Even before DeSantis qualified his comments in the interview with Morgan,
Feaver believed the Florida governor was trying to find a position on Ukraine
somewhere between Trump’s undiluted skepticism and the unreserved support
of Sens. Lindsey Graham of South Carolina and Mitch McConnell of
Kentucky. But, Feaver said, by including such inflammatory language as
“territorial dispute” in his initial comments, DeSantis demonstrated the risks of
pursuing such a strategy of “triangulation.”
“Triangulation is a risky game because if you get the language off, you may
commit yourself in a campaign to a line that makes no sense when you are
governing,” Feaver said. “This is one of the hardest problems for newcomers
and challengers when they are campaigning for president.
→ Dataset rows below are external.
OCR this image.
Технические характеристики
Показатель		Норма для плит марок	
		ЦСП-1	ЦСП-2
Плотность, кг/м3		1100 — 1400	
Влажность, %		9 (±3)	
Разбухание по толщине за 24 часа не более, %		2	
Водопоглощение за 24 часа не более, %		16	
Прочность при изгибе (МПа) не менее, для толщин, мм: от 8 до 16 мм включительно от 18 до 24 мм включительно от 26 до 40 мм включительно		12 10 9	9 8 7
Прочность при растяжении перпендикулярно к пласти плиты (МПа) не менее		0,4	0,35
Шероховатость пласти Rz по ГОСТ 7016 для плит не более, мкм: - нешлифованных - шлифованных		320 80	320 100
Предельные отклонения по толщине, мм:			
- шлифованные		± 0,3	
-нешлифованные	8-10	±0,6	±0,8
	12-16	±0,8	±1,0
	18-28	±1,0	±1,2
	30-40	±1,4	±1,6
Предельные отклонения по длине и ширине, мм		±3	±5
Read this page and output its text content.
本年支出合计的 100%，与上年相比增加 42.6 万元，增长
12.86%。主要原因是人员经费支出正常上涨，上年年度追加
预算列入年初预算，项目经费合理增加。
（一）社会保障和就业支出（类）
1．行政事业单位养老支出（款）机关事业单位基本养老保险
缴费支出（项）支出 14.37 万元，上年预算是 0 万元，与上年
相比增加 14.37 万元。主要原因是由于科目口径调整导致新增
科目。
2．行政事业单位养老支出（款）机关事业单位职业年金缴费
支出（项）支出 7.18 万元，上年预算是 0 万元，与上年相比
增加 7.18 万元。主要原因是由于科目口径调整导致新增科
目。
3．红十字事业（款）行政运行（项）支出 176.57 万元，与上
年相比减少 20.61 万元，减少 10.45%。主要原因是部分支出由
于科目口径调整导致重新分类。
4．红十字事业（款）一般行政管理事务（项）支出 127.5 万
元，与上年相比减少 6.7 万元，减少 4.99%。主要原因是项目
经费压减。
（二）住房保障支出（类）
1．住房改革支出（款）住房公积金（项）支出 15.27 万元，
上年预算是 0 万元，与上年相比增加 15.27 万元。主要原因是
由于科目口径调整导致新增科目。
By giving applause
lines that work for the narrow segments of ideologically hardened factions that
they are trying to win over for the primary, they can lock themselves into
policy positions that are not sound when they actually win.”

As an example, Feaver said DeSantis’ insistence that the US should shift more
attention from countering Russia to containing China – an argument he
repeated with Morgan – was illogical because “abandoning Ukraine assists
China’s most significant ally, Russia.” Haley made a similar case in her
recent Wall Street Journal  article criticizing DeSantis (though not by name) for
his comments to Carlson. “It’s naive to think we can counter China by
ignoring Russia,” Haley wrote.

Daalder points out another logical flaw in the updated “Asia First” arguments
from DeSantis and Trump. “If the US were to abandon its allies in Europe …
our allies in Asia are going to ask, ‘What’s to say they are not going to do the
same with regards to China?’” Daalder said. “By demonstrating your
willingness to stand up to Russia you are also strengthening the view that in
Asia that when it comes to it that we will be there to help them.”
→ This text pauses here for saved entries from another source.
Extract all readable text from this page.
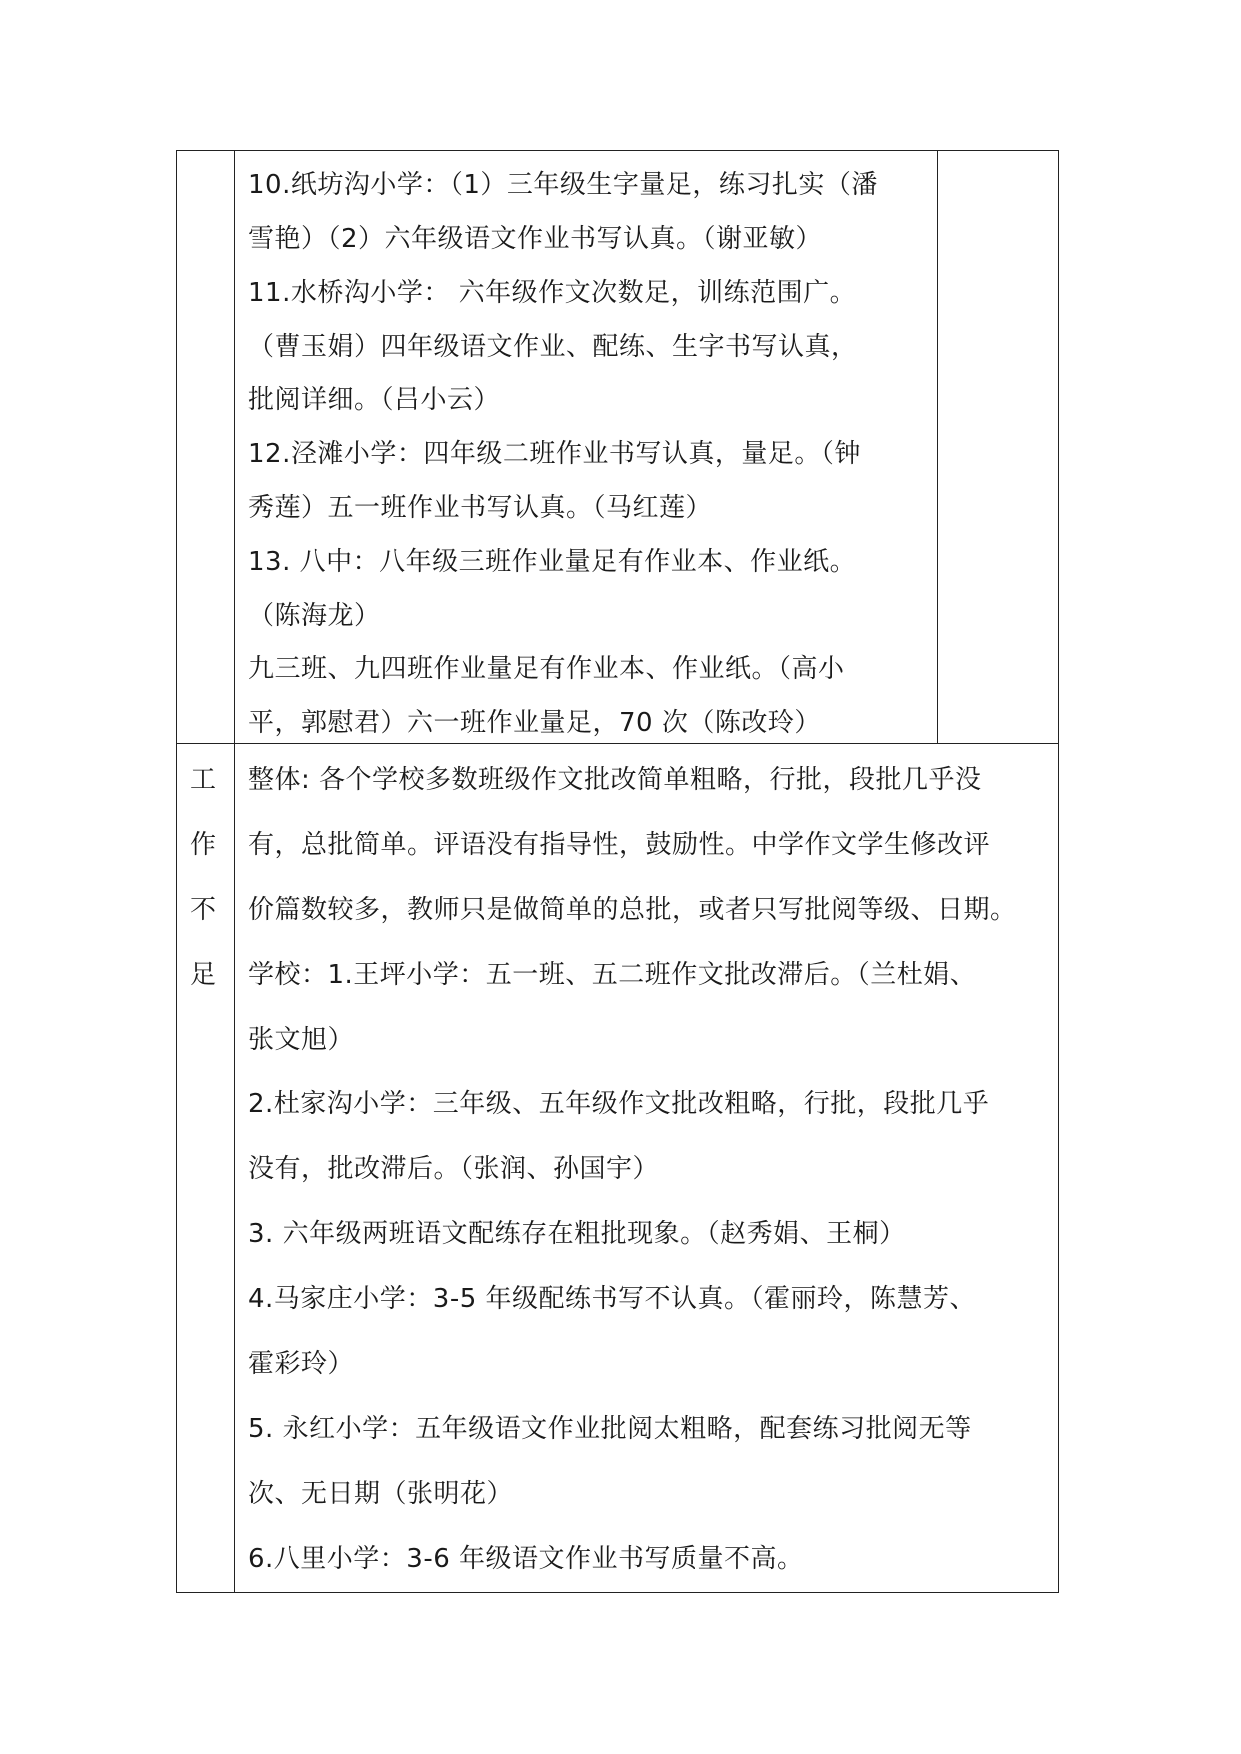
10.纸坊沟小学：（1）三年级生字量足，练习扎实（潘
雪艳）（2）六年级语文作业书写认真。（谢亚敏）
11.水桥沟小学： 六年级作文次数足，训练范围广。
（曹玉娟）四年级语文作业、配练、生字书写认真，
批阅详细。（吕小云）
12.泾滩小学：四年级二班作业书写认真，量足。（钟
秀莲）五一班作业书写认真。（马红莲）
13. 八中：八年级三班作业量足有作业本、作业纸。
（陈海龙）
九三班、九四班作业量足有作业本、作业纸。（高小
平，郭慰君）六一班作业量足，70 次（陈改玲）
工
作
不
足
整体: 各个学校多数班级作文批改简单粗略，行批，段批几乎没
有，总批简单。评语没有指导性，鼓励性。中学作文学生修改评
价篇数较多，教师只是做简单的总批，或者只写批阅等级、日期。
学校：1.王坪小学：五一班、五二班作文批改滞后。（兰杜娟、
张文旭）
2.杜家沟小学：三年级、五年级作文批改粗略，行批，段批几乎
没有，批改滞后。（张润、孙国宇）
3. 六年级两班语文配练存在粗批现象。（赵秀娟、王桐）
4.马家庄小学：3-5 年级配练书写不认真。（霍丽玲，陈慧芳、
霍彩玲）
5. 永红小学：五年级语文作业批阅太粗略，配套练习批阅无等
次、无日期（张明花）
6.八里小学：3-6 年级语文作业书写质量不高。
But polls leave no doubt that both prongs of the modern Robert Taft position –
that the US should reduce its commitment to Europe-focused international
alliances and harden its resistance to China – have a substantial base of
support in the contemporary Republican coalition. In a Gallup
poll released  earlier this month, by a lopsided margin of 76% to 12%,
Republican voters were more likely to identify China than Russia as the
principal US adversary in the world. (More Democrats picked Russia than
China.) Polls have also found a steady decline in Republican support for US
aid to Ukraine: polls this year by both the Pew Research
Center and Quinnipiac University  found that the share of GOP voters who
believe the US is doing too much now equals the combined percentage who
think it is doing too little or the right amount. (Quinnipiac found big majorities
of Democrats and independents still believe the US is doing the right amount
or not enough.)

The latest Chicago Council on Global Affairs  annual survey also tracks a


broader retreat from the world among GOP voters. In that poll, conducted last
November, the share of Republicans who said the US should take an active
role in world affairs fell to 55% – the lowest the survey has ever recorded.
Underscoring that erosion, a slight majority of Republicans in the poll said the
costs of an active US international role now exceed the benefits.
Opinions in the GOP about whether the US should do more or less in Ukraine
don’t vary much along lines of education or age, the Pew poll found. But
generally, these surveys show that the turn away from global leadership is
most powerful among two distinct groups of Republicans: those who are
younger, and those who lack college degrees. While a solid three-fifths of
Republicans with a college degree in the Chicago Council poll said the
benefits of US leadership exceed the costs, for instance, a majority of non-
college Republicans disagreed. Younger Republicans were also much more
likely than those over 60 to say the costs exceed the benefits.

It’s probably no coincidence that those two groups – Republicans without a


college degree and those who are younger – have consistently registered as
Trump’s strongest supporters in early polls about the 2024 race.